L’AQUILA – Ancora polemica nel centrodestra aquilano sulle velleità di Pescara di avere una sede, magari unica, della Corte d’Appello.
Nel pomeriggio di ieri si è riunito il coordinamento provinciale per assumere una deliberazione ufficiale rispetto al problema, scaturito nelle scorse settimane, del tentativo di “scippo”.
Intervento rafforzato dalla presa di posizione del consigliere Roberto Tinari.
FORZA ITALIA PROVINCIALE: “NO ALLO SCIPPO, SI UNISCA IL PD”
Dopo aver ascoltato la relazione dei vice presidenti Katiuscia Romano e Roberto Santangelo, e dopo aver condannato la “subdola iniziativa” del Consiglio comunale di Pescara e del sindaco Marco Alessandrini (Partito democratico), all’unanimità i componenti del coordinamento provinciale hanno deliberato che “Forza Italia promuoverà e sosterrà ogni iniziativa finalizzata al mantenimento della sede della Corte d’Appello nella città dell’Aquila”.
Il coordinamento invita, inoltre, “il Partito democratico ad adottare analoga iniziativa”.
Lo stesso appello viene rivolto al presidente della Regione, Luciano D’Alfonso, “il cui silenzio lo fa apparire sempre più complice del progetto di scippo ai danni del capoluogo di Regione”.
“Infatti, neanche l’invito della senatrice Pd Stefania Pezzopane ha sortito alcun effetto rispetto al mutismo del presidente D’Alfonso”, conclude.
TINARI: “ASSORDANTE SILENZIO DI D’ALFONSO”
“In merito alla questione della sede regionale della Corte d’Appello continua a registrarsi l’assordante silenzio del presidente della giunta regionale Luciano D’Alfonso”.
Così l’assessore provinciale dell’Aquila e consigliere di Forza Italia Roberto Tinari.
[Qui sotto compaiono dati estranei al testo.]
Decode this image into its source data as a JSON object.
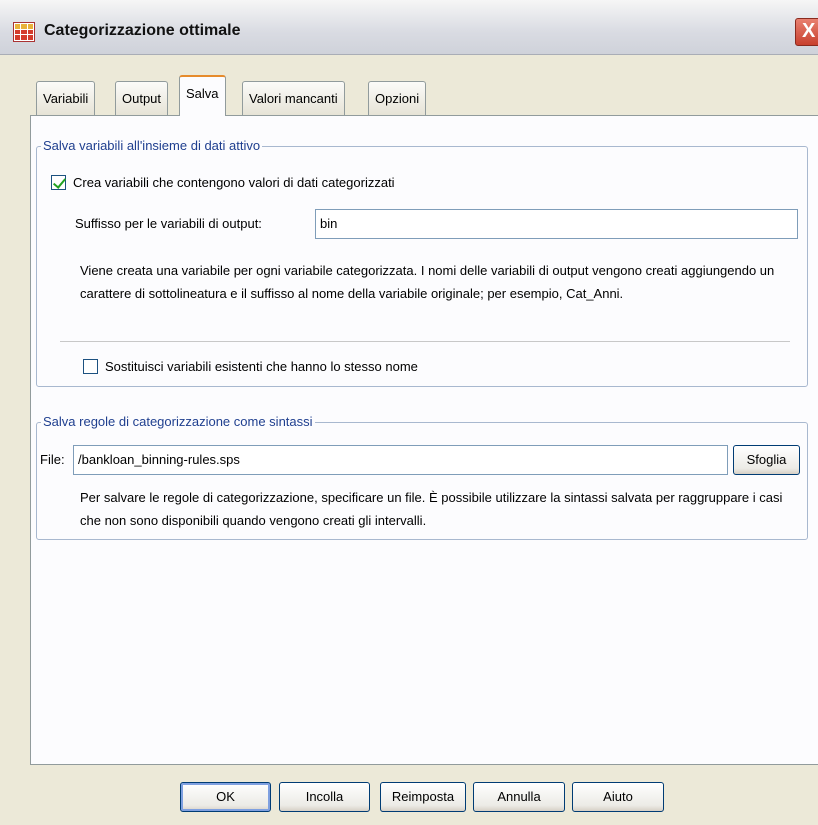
{
  "window": {
    "title": "Categorizzazione ottimale",
    "close_glyph": "X"
  },
  "tabs": [
    {
      "label": "Variabili"
    },
    {
      "label": "Output"
    },
    {
      "label": "Salva"
    },
    {
      "label": "Valori mancanti"
    },
    {
      "label": "Opzioni"
    }
  ],
  "save_variables": {
    "legend": "Salva variabili all'insieme di dati attivo",
    "create_checkbox": {
      "label": "Crea variabili che contengono valori di dati categorizzati",
      "checked": true
    },
    "suffix_label": "Suffisso per le variabili di output:",
    "suffix_value": "bin",
    "help_text": "Viene creata una variabile per ogni variabile categorizzata. I nomi delle variabili di output vengono creati aggiungendo un carattere di sottolineatura e il suffisso al nome della variabile originale; per esempio, Cat_Anni.",
    "replace_checkbox": {
      "label": "Sostituisci variabili esistenti che hanno lo stesso nome",
      "checked": false
    }
  },
  "save_rules": {
    "legend": "Salva regole di categorizzazione come sintassi",
    "file_label": "File:",
    "file_value": "/bankloan_binning-rules.sps",
    "browse_label": "Sfoglia",
    "help_text": "Per salvare le regole di categorizzazione, specificare un file. È possibile utilizzare la sintassi salvata per raggruppare i casi che non sono disponibili quando vengono creati gli intervalli."
  },
  "buttons": {
    "ok": "OK",
    "paste": "Incolla",
    "reset": "Reimposta",
    "cancel": "Annulla",
    "help": "Aiuto"
  },
  "icons": {
    "app": "spss-table-icon",
    "close": "close-icon"
  }
}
“Nonostante le polemiche e le dure prese di posizione in Consiglio comunale, nonostante il clamore e a fronte del fatto che è stato chiamato in causa da più parti, compresi gli esponenti del suo partito, il presidente persiste nel suo atteggiamento a dir poco pilatesco – sbotta – Non una parola sul merito della vicenda, non un accenno e men che meno una presa di posizione netta”.
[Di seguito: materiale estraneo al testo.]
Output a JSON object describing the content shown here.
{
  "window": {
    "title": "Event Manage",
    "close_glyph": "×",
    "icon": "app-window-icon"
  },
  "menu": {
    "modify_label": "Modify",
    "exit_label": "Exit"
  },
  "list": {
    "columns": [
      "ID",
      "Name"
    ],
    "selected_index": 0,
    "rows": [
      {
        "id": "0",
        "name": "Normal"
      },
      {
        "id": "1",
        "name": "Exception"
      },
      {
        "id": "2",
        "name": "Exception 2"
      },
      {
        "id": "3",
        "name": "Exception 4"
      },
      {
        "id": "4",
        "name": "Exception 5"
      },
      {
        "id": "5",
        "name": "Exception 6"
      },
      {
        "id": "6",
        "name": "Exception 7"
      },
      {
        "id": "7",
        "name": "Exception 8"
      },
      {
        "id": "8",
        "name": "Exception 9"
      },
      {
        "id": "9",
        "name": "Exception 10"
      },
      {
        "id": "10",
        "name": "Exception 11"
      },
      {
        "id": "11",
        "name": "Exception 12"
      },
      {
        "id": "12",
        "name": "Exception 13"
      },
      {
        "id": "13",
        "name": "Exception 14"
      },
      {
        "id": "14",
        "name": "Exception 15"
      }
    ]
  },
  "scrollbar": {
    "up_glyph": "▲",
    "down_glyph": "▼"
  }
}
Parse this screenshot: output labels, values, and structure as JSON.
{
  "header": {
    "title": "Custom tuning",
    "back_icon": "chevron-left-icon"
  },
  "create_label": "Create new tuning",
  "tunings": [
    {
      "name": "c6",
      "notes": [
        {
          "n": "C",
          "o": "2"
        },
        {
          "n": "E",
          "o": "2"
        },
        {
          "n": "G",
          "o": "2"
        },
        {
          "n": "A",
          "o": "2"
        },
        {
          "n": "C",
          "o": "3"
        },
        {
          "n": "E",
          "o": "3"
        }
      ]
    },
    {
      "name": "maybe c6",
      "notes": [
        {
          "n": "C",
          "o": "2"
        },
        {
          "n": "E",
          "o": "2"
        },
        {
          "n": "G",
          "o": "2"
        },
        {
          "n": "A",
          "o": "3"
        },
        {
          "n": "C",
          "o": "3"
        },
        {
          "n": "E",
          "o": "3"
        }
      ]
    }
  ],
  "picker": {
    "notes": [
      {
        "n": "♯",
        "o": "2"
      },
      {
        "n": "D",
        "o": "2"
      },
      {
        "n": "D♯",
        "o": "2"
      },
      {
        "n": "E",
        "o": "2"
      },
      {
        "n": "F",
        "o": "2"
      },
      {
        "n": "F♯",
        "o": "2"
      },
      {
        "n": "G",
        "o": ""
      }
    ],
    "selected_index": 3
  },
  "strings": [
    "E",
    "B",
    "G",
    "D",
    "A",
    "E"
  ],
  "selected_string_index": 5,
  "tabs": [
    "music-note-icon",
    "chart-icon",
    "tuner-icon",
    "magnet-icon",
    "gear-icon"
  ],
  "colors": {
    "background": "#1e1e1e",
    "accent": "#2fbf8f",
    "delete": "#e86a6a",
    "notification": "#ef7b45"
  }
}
“Dal momento che il parere del presidente D’Alfonso sarebbe importante ai fini di rassicurare i cittadini aquilani, comprensibilmente preoccupati, e per fugare definitivamente i dubbi che gettano ombre sul futuro della città, lo esortiamo a uscire allo scoperto e assumere una posizione chiara e dirimente”, prosegue.
“Spieghi agli aquilani, D’Alfonso, qual è la posizione della Regione in questa storia e in merito alla legge regionale sul capoluogo – conclude Tinari – della quale tutti hanno parlato e sulla quale lui, invece, non ha inteso spendere una sola parola”.